Jakarta, TopBusiness — Kinerja PT Unilever Indonesia Tbk (UNVR) terus mencatatkan performa positif hingga akhir September 2022 itu.
Buktinya, pada periode Januari-September 2022, emiten consummer goods dengan kode saham UNVR itu membukukan laba bersih mencapai Rp4,6 triliun atau bertumbuh 5,3 persen secara tahunan (year-on-year).
Menurut Presiden Direktur UNVR, Ira Noviarti pertumbuhan laba bersih tersebut ditopang perolehan penjualan bersih di sepanjang sembilan bulan pertama 2022 lalu yang mencapai Rp31,5 triliun atau meningkat 5 persen (y-o-y).
“Berdasar laporan Nielsen, daya saing kami di kuartal ketiga menguat. Market share perseroan meningkat dalam tiga bulan terakhir dibandingkan tiga bulan sebelumnya, baik secara value maupun volume. Bisnis e-Commerce dan Unilever Food Solutions (UFS) bertumbuh lebih dari 50 selama selama kuartal ketiga ini,” papar Ira dalam paparan publik yang dilakukan secara online, Kamis (27/10/2022).
Guna dapat melanjutkan komitmen memperkuat fundamental dan daya saing, kata Ira, UNVR menjalankan lima prioritas strategis, yakni memperkuat dan unlock potensi penuh dari brand-brand besar dan produk utama melalui inovasi, serta program marketing untuk mendorong pertumbuhan pasar.
Kedua, memperluas dan memperkaya portfolio ke premium dan value, selanjutnya adalah memperkuat kepemimpinan di channel utama (GT dan Modern Trade) maupun e-commerce. Lalu penerapan e-Everything di semua lini bisnis dan pengembangan bisnis.
Ira menambahkan, UNVR sudah memulai transformasi channel sejak Semester II-2022. “Mulai Kuartal III-2022 kami mengurangi stok di sisi trade dan langkah ini akan berlanjut di kuartal keempat tahun ini,” imbuhnya.
Lebih lanjut Ira menambahkan, Unilever juga sudah melakukan investasi yang tepat untuk meningkatkan daya saing brand-brandnya. Hal ini dilakukan dengan peningkatan investasi periklanan sebesar 27% dibandingkan tahun lalu, dan peningkatan pengeluaran trade di channel utama.

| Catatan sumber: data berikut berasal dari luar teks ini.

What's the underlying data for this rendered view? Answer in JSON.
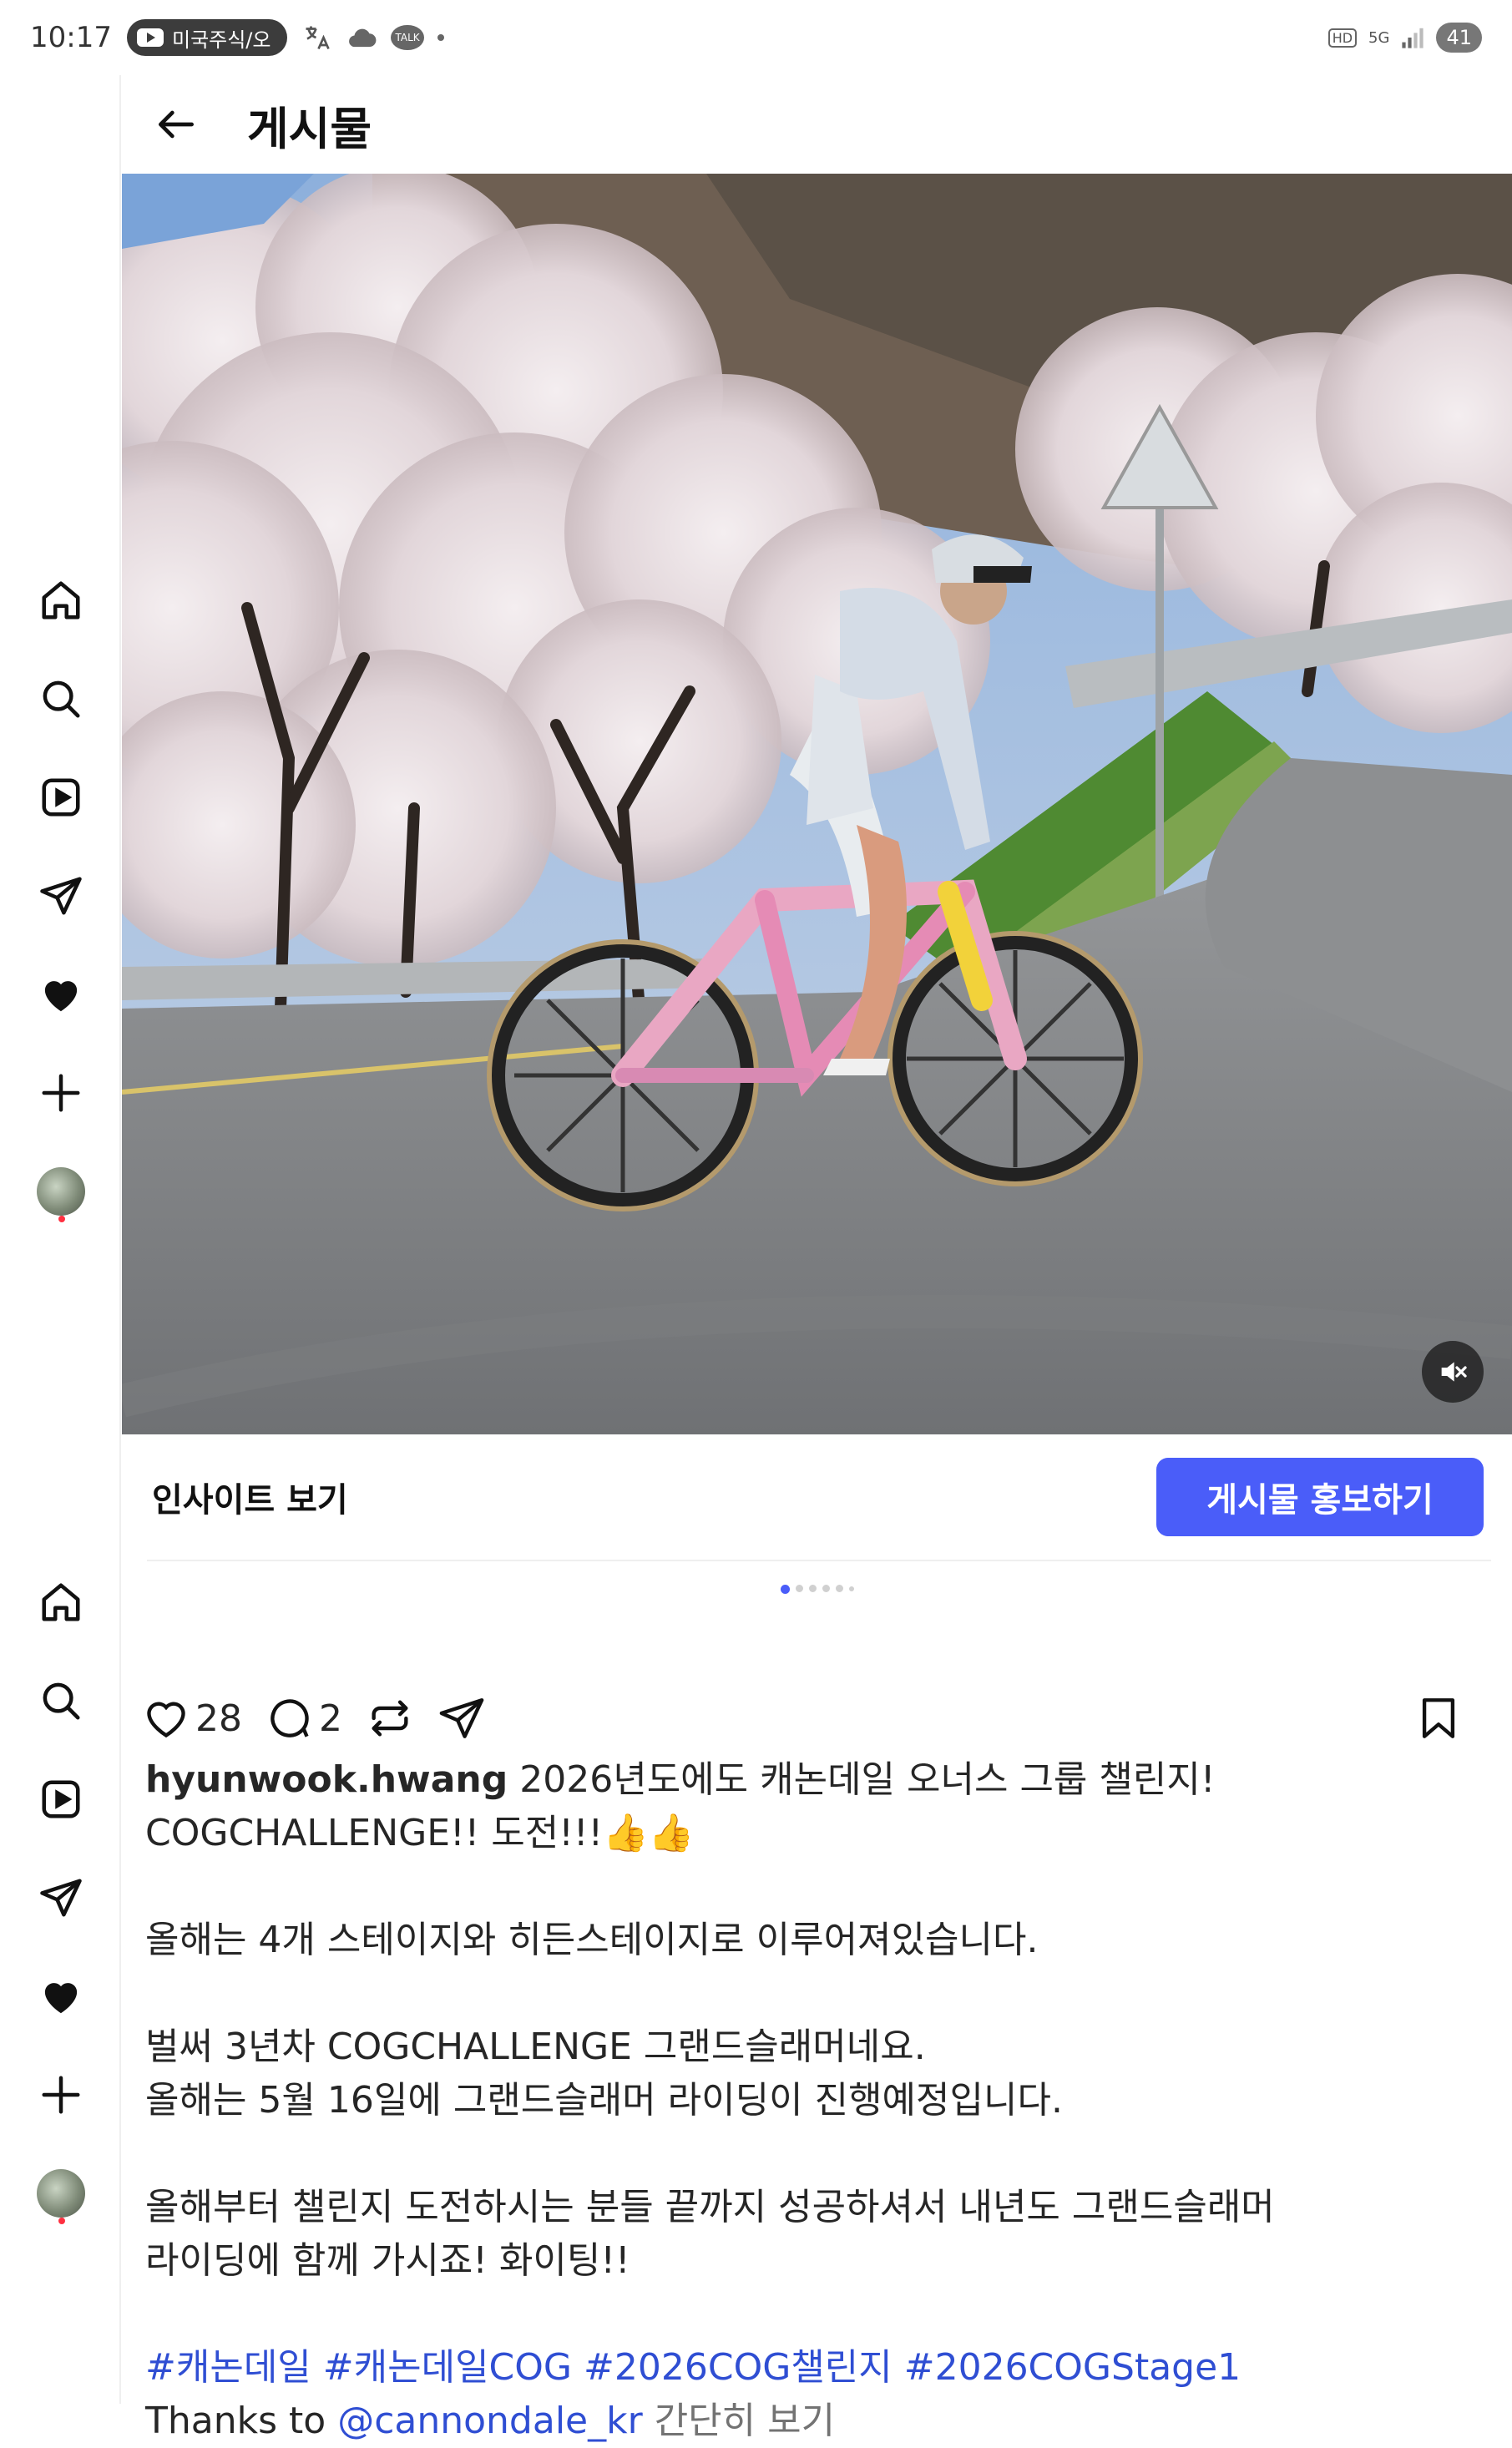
{
  "status_bar": {
    "time": "10:17",
    "notification_text": "미국주식/오",
    "talk_label": "TALK",
    "hd_label": "HD",
    "network": "5G",
    "battery": "41"
  },
  "header": {
    "title": "게시물"
  },
  "post": {
    "insight_label": "인사이트 보기",
    "promote_label": "게시물 홍보하기",
    "likes": "28",
    "comments": "2",
    "username": "hyunwook.hwang",
    "caption_lines": [
      "2026년도에도 캐논데일 오너스 그룹 챌린지!",
      "COGCHALLENGE!! 도전!!!👍👍",
      "",
      "올해는 4개 스테이지와 히든스테이지로 이루어져있습니다.",
      "",
      "벌써 3년차 COGCHALLENGE 그랜드슬래머네요.",
      "올해는 5월 16일에 그랜드슬래머 라이딩이 진행예정입니다.",
      "",
      "올해부터 챌린지 도전하시는 분들 끝까지 성공하셔서 내년도 그랜드슬래머",
      "라이딩에 함께 가시죠! 화이팅!!",
      ""
    ],
    "hashtags": "#캐논데일 #캐논데일COG #2026COG챌린지 #2026COGStage1",
    "thanks_prefix": "Thanks to",
    "mention": "@cannondale_kr",
    "more_label": "간단히 보기"
  },
  "colors": {
    "accent": "#4a5df9",
    "link": "#2f4ed3"
  }
}
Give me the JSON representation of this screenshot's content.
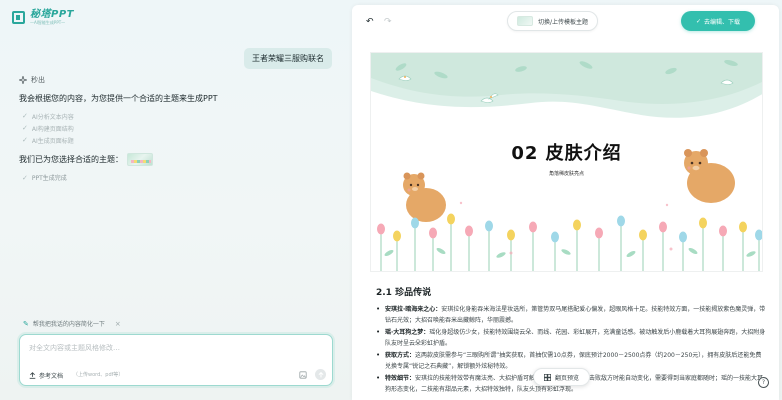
{
  "app": {
    "logo_name": "秘塔PPT",
    "logo_sub": "—AI智能生成PPT—"
  },
  "chat": {
    "user_message": "王者荣耀三服购联名",
    "status_label": "秒出",
    "ai_intro": "我会根据您的内容，为您提供一个合适的主题来生成PPT",
    "steps": [
      "AI分析文本内容",
      "AI构建页面结构",
      "AI生成页面标题"
    ],
    "theme_prefix": "我们已为您选择合适的主题：",
    "done_label": "PPT生成完成"
  },
  "composer": {
    "chip_label": "帮我把我话的内容简化一下",
    "placeholder": "对全文内容或主题风格修改…",
    "ref_doc_label": "参考文档",
    "ref_doc_hint": "（上传word、pdf等）"
  },
  "toolbar": {
    "switch_theme_label": "切换/上传模板主题",
    "edit_download_label": "去编辑、下载"
  },
  "slide": {
    "title": "02 皮肤介绍",
    "subtitle": "角落稀皮肤亮点"
  },
  "section": {
    "title": "2.1 珍品传说",
    "bullets": [
      {
        "head": "安琪拉·暗海来之心：",
        "text": "安琪拉化身能吞米海法星妆选所，第管势双马尾搭配爱心偏发，超眼风格十足。技能特效方面，一技能揭放紫色魔灵弹，带钻石光效；大招召唤能吞米出藏鲸阵，华丽震撼。"
      },
      {
        "head": "瑶·大耳狗之梦：",
        "text": "瑶化身超级仿少女，技能特效围绕云朵、而线、花园、彩虹展开，充满童话感。被动触发后小鹿载着大耳狗展翅奔跑，大招附身队友时呈云朵彩虹护盾。"
      },
      {
        "head": "获取方式：",
        "text": "这两款皮肤需参与“三眼购所谓”抽奖获取，首抽仅需10点券，保底预计2000－2500点券（约200－250元），拥有皮肤后还能免费兑换专属“锐记之石典藏”，解锁额外炫秘特效。"
      },
      {
        "head": "特效细节：",
        "text": "安琪拉的技能特效带有魔法亮、大招护盾可触发星光反应，并且在击败敌方时能自动变化，需要得到当家庭都随时；瑶的一技能大耳狗形态变化，二技能有甜品元素，大招特效独特，队友头顶有彩虹浮现。"
      }
    ]
  },
  "preview_label": "翻页预览",
  "help_label": "?"
}
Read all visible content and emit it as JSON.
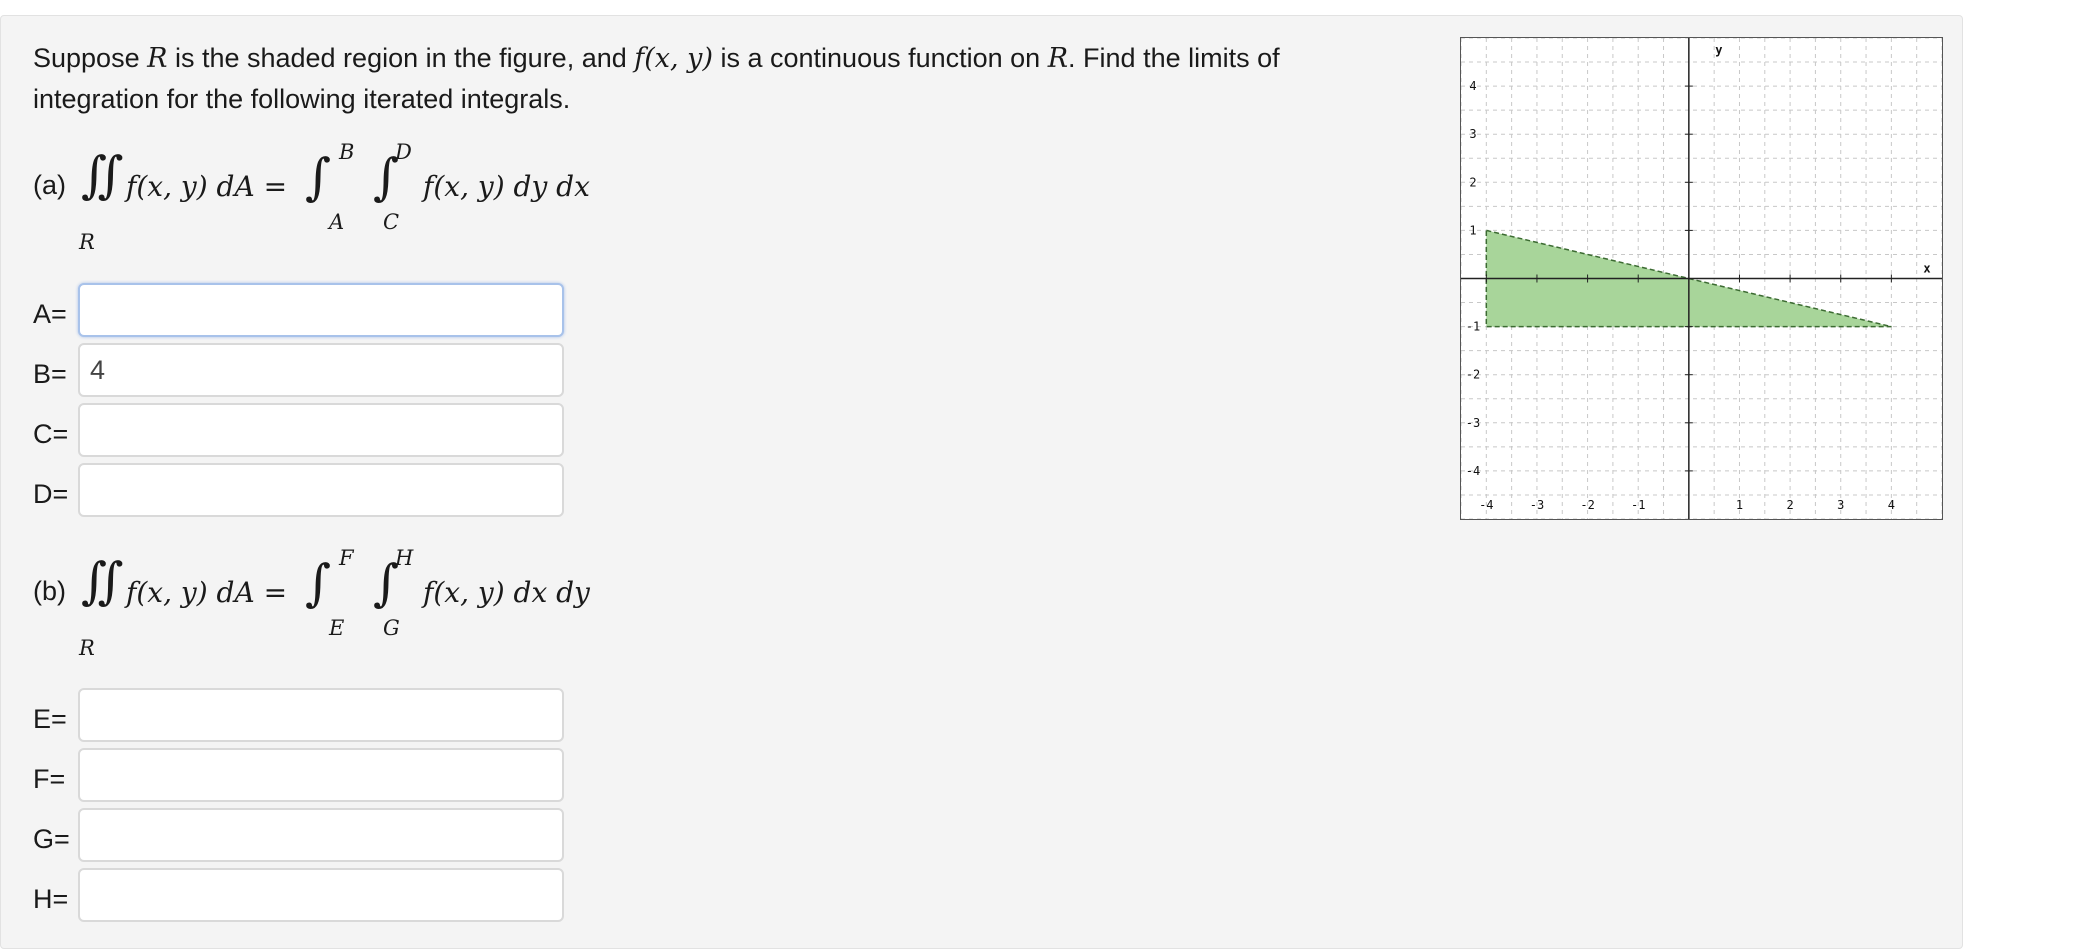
{
  "question": {
    "p1": "Suppose ",
    "R": "R",
    "p2": " is the shaded region in the figure, and ",
    "fxy": "f(x, y)",
    "p3": " is a continuous function on ",
    "R2": "R",
    "p4": ". Find the limits of integration for the following iterated integrals."
  },
  "part_a": {
    "label": "(a)",
    "lhs": "∬",
    "lhs_sub": "R",
    "lhs_expr": "f(x, y) dA =",
    "outer_upper": "B",
    "outer_lower": "A",
    "inner_upper": "D",
    "inner_lower": "C",
    "integrand": "f(x, y) dy dx",
    "int": "∫",
    "fields": [
      {
        "label": "A=",
        "value": ""
      },
      {
        "label": "B=",
        "value": "4"
      },
      {
        "label": "C=",
        "value": ""
      },
      {
        "label": "D=",
        "value": ""
      }
    ]
  },
  "part_b": {
    "label": "(b)",
    "lhs": "∬",
    "lhs_sub": "R",
    "lhs_expr": "f(x, y) dA =",
    "outer_upper": "F",
    "outer_lower": "E",
    "inner_upper": "H",
    "inner_lower": "G",
    "integrand": "f(x, y) dx dy",
    "int": "∫",
    "fields": [
      {
        "label": "E=",
        "value": ""
      },
      {
        "label": "F=",
        "value": ""
      },
      {
        "label": "G=",
        "value": ""
      },
      {
        "label": "H=",
        "value": ""
      }
    ]
  },
  "graph": {
    "x_axis_label": "x",
    "y_axis_label": "y",
    "x_ticks": [
      "-4",
      "-3",
      "-2",
      "-1",
      "1",
      "2",
      "3",
      "4"
    ],
    "y_ticks": [
      "4",
      "3",
      "2",
      "1",
      "-1",
      "-2",
      "-3",
      "-4"
    ],
    "xlim": [
      -4.5,
      5
    ],
    "ylim": [
      -5,
      5
    ],
    "region_vertices": [
      [
        -4,
        1
      ],
      [
        4,
        -1
      ],
      [
        -4,
        -1
      ]
    ],
    "fill_color": "#a8d59a",
    "edge_color": "#3c6b32"
  }
}
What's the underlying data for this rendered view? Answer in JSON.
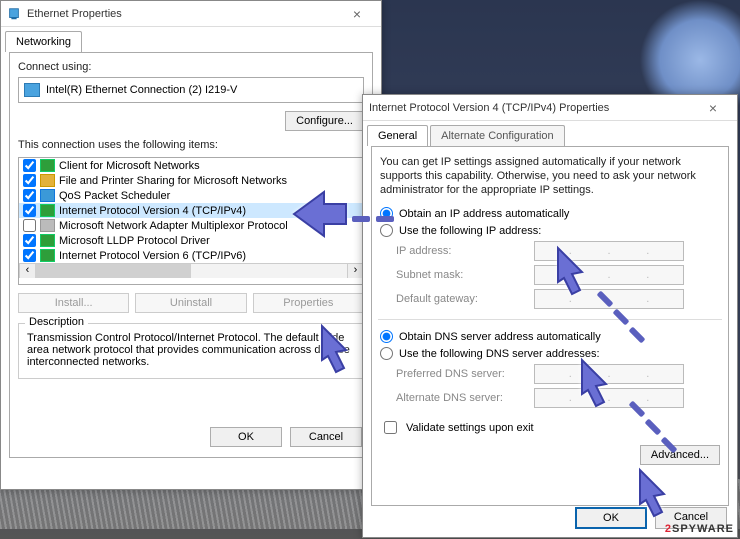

Untuk memperkuat fundamental sekaligus memastikan kemampuan untuk terus bersaing di masa depan (future-fit), Perseroan juga memulai perjalanan transformasi channel-nya di semester 2 2021.
“Saya melihat pentingnya membangun bisnis yang future-fit dan menciptakan sistem yang efisien, sehingga kami bisa bergerak lebih gesit dan tangkas untuk merespon pasar. Dengan demikian, inovasi kami akan menjangkau konsumen lebih cepat dan kami dapat membantu customer mendorong pertumbuhan penjualan sell-out yang kompetitif,” kata Ira.
Tidak terpengaruh dengan pengurangan stok ini, penjualan Perseroan pada outlets atau pada konsumen melalui customer telah bertumbuh kuat sebesar 7,1% di kuartal III tersebut.